Before licensing, it is checked if our transiently expressed peptides contain any agrobacteria in addition to the measurements of activity levels and purity. If these examinations turn out promising and other legal regulations are fulfilled as well, the official licensing can be proposed.

At first, we want to rely on transient expression of tobacco plants inside greenhouses, but if the peptides are expressed reliably, it is possible to create stable transgenic plants which can be cultivated on an open field. However, the peptides produced in these plants would only be suitable for non-medical applications. This open-field cultivation would take place in Spain or the USA, because regulations in Germany do not allow for such field tests. Transgenic plants would be modified to express the gene of interest only if ethanol is applied, which is called ethanol-induced expression ⁴ .

AMPs are considered an alternative to antibiotics because it is considered unlikely for bacteria to develop resistances against them ⁴ . Through large scale application of AMPs, we can collect data on this hypothesis and check whether it holds up or not.

Additionally, we can improve our methods of plant treatment and protein purification as they are used at an industrial level.

We chose N. benthamiana as expression platform partly to enable an easily scaled up production of our peptides. At this stage, enclosed greenhouses containing tobacco plants produce raw plant material, which can be treated afterwards to extract and purify the AMPs. For these steps, we can rely on our knowledge from the research stage as well as the field trip to Nomad Bioscience.

In comparison to the laboratory, different methods and protocols get applied, which have been examined during the research stage. Cloning and transformation of E. coli and A. tumefaciens can get scaled up easily, while in contrast, the infiltration of tobacco plants is done using vacuum infiltration or spraying the plants rather than infiltration by syringe ¹ .

Infected plants are grown inside greenhouses or possibly, as mentioned beforehand, in an open field environment. Protein extraction can be done using juice extractors and food mills or by letting the plants dry with subsequent grinding. Cell debris and cellulose are separated via depth filters or continuous flow centrifugation.

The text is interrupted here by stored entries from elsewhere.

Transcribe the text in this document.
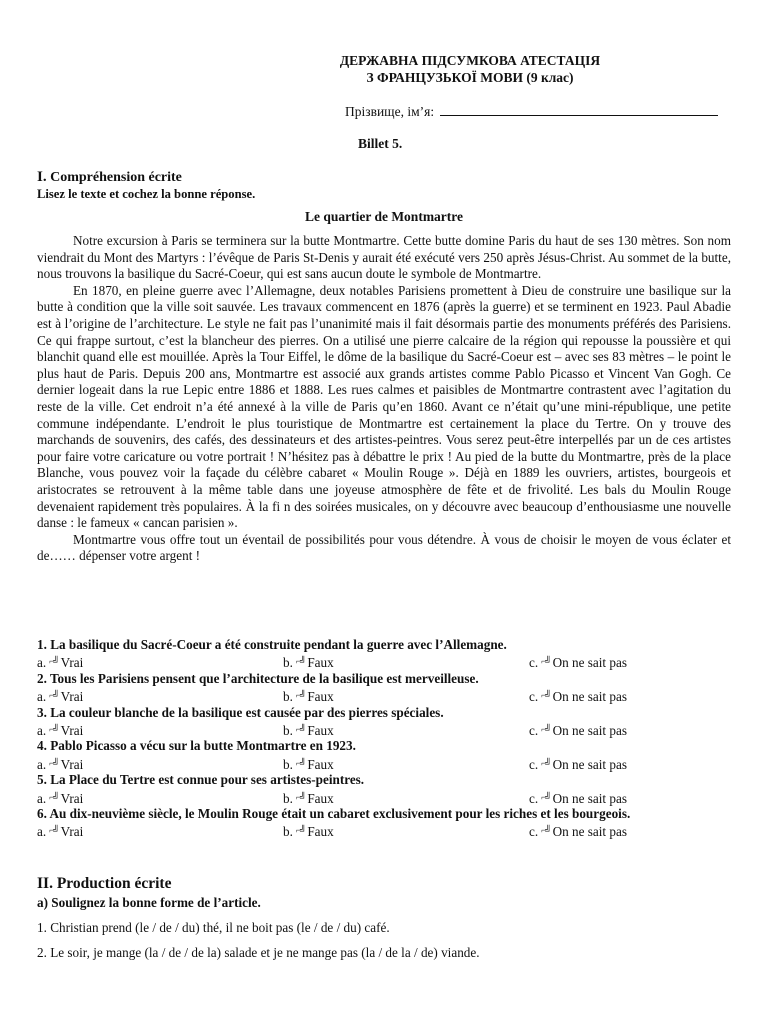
ДЕРЖАВНА ПІДСУМКОВА АТЕСТАЦІЯ
З ФРАНЦУЗЬКОЇ МОВИ (9 клас)
Прізвище, ім’я:
Billet 5.
I. Compréhension écrite
Lisez le texte et cochez la bonne réponse.
Le quartier de Montmartre

Notre excursion à Paris se terminera sur la butte Montmartre. Cette butte domine Paris du haut de ses 130 mètres. Son nom viendrait du Mont des Martyrs : l’évêque de Paris St-Denis y aurait été exécuté vers 250 après Jésus-Christ. Au sommet de la butte, nous trouvons la basilique du Sacré-Coeur, qui est sans aucun doute le symbole de Montmartre.

En 1870, en pleine guerre avec l’Allemagne, deux notables Parisiens promettent à Dieu de construire une basilique sur la butte à condition que la ville soit sauvée. Les travaux commencent en 1876 (après la guerre) et se terminent en 1923. Paul Abadie est à l’origine de l’architecture. Le style ne fait pas l’unanimité mais il fait désormais partie des monuments préférés des Parisiens. Ce qui frappe surtout, c’est la blancheur des pierres. On a utilisé une pierre calcaire de la région qui repousse la poussière et qui blanchit quand elle est mouillée. Après la Tour Eiffel, le dôme de la basilique du Sacré-Coeur est – avec ses 83 mètres – le point le plus haut de Paris. Depuis 200 ans, Montmartre est associé aux grands artistes comme Pablo Picasso et Vincent Van Gogh. Ce dernier logeait dans la rue Lepic entre 1886 et 1888. Les rues calmes et paisibles de Montmartre contrastent avec l’agitation du reste de la ville. Cet endroit n’a été annexé à la ville de Paris qu’en 1860. Avant ce n’était qu’une mini-république, une petite commune indépendante. L’endroit le plus touristique de Montmartre est certainement la place du Tertre. On y trouve des marchands de souvenirs, des cafés, des dessinateurs et des artistes-peintres. Vous serez peut-être interpellés par un de ces artistes pour faire votre caricature ou votre portrait ! N’hésitez pas à débattre le prix ! Au pied de la butte du Montmartre, près de la place Blanche, vous pouvez voir la façade du célèbre cabaret « Moulin Rouge ». Déjà en 1889 les ouvriers, artistes, bourgeois et aristocrates se retrouvent à la même table dans une joyeuse atmosphère de fête et de frivolité. Les bals du Moulin Rouge devenaient rapidement très populaires. À la fi n des soirées musicales, on y découvre avec beaucoup d’enthousiasme une nouvelle danse : le fameux « cancan parisien ».

Montmartre vous offre tout un éventail de possibilités pour vous détendre. À vous de choisir le moyen de vous éclater et de…… dépenser votre argent !

1. La basilique du Sacré-Coeur a été construite pendant la guerre avec l’Allemagne.
a. ⌐╝ Vrai	b. ⌐╝ Faux	c. ⌐╝ On ne sait pas
2. Tous les Parisiens pensent que l’architecture de la basilique est merveilleuse.
a. ⌐╝ Vrai	b. ⌐╝ Faux	c. ⌐╝ On ne sait pas
3. La couleur blanche de la basilique est causée par des pierres spéciales.
a. ⌐╝ Vrai	b. ⌐╝ Faux	c. ⌐╝ On ne sait pas
4. Pablo Picasso a vécu sur la butte Montmartre en 1923.
a. ⌐╝ Vrai	b. ⌐╝ Faux	c. ⌐╝ On ne sait pas
5. La Place du Tertre est connue pour ses artistes-peintres.
a. ⌐╝ Vrai	b. ⌐╝ Faux	c. ⌐╝ On ne sait pas
6. Au dix-neuvième siècle, le Moulin Rouge était un cabaret exclusivement pour les riches et les bourgeois.
a. ⌐╝ Vrai	b. ⌐╝ Faux	c. ⌐╝ On ne sait pas
II. Production écrite
a) Soulignez la bonne forme de l’article.
1. Christian prend (le / de / du) thé, il ne boit pas (le / de / du) café.
2. Le soir, je mange (la / de / de la) salade et je ne mange pas (la / de la / de) viande.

For purifying our peptides, traditional methods using chromatography can get difficult to implement on an industrial scale. Therefore, several steps of precipitation and filtering are applied. As our peptides should be heat-resistant, a simple treatment at around 50°C is a quick and easy way of removing impurities like other proteins.

The overall stability of cyclic peptides could also help in cheapening the overall operating procedure. If our constructs prove to be stable at room temperature, this would require less cooling throughout the production facility and therefore lower overall costs. The concentrated construct can be used for drug formulation or integrated into other products.

There are several applications for AMPs in a medical environment, individual research or waste treatment when facing resistant strains of bacteria.

This is especially relevant with Gram-negative bacteria (Klebsiella spp., Escherichia coli, Pseudomonas spp.) that are resistant to single or multiple antibiotics. Current therapeutic treatment strategies heavily rely on broad spectrum antibiotics with associated side effects, because antibiotics can have an impact on the gut microbiome ² and therefore weaken the immune response.

This problem calls for specific anti-bacterial agents like bacteriocins or in our case, AMPs. As we use a cyclotide scaffold to incorporate multiple peptides with different anti-microbial properties, we can design anti-bacterial agents to accommodate various needs and applications.

Outside of clinical use, it would also be possible to treat waste or waste water with our AMPs, which can harbour pathogenic and possibly resistant bacteria to stop them from contaminating the environment. However, for this application, we would have to show the biodegradability of our constructs in advance.

Additionally, research groups from around the world can create their own constructs or try out different AMPs on their strains of bacteria while using our expression platform.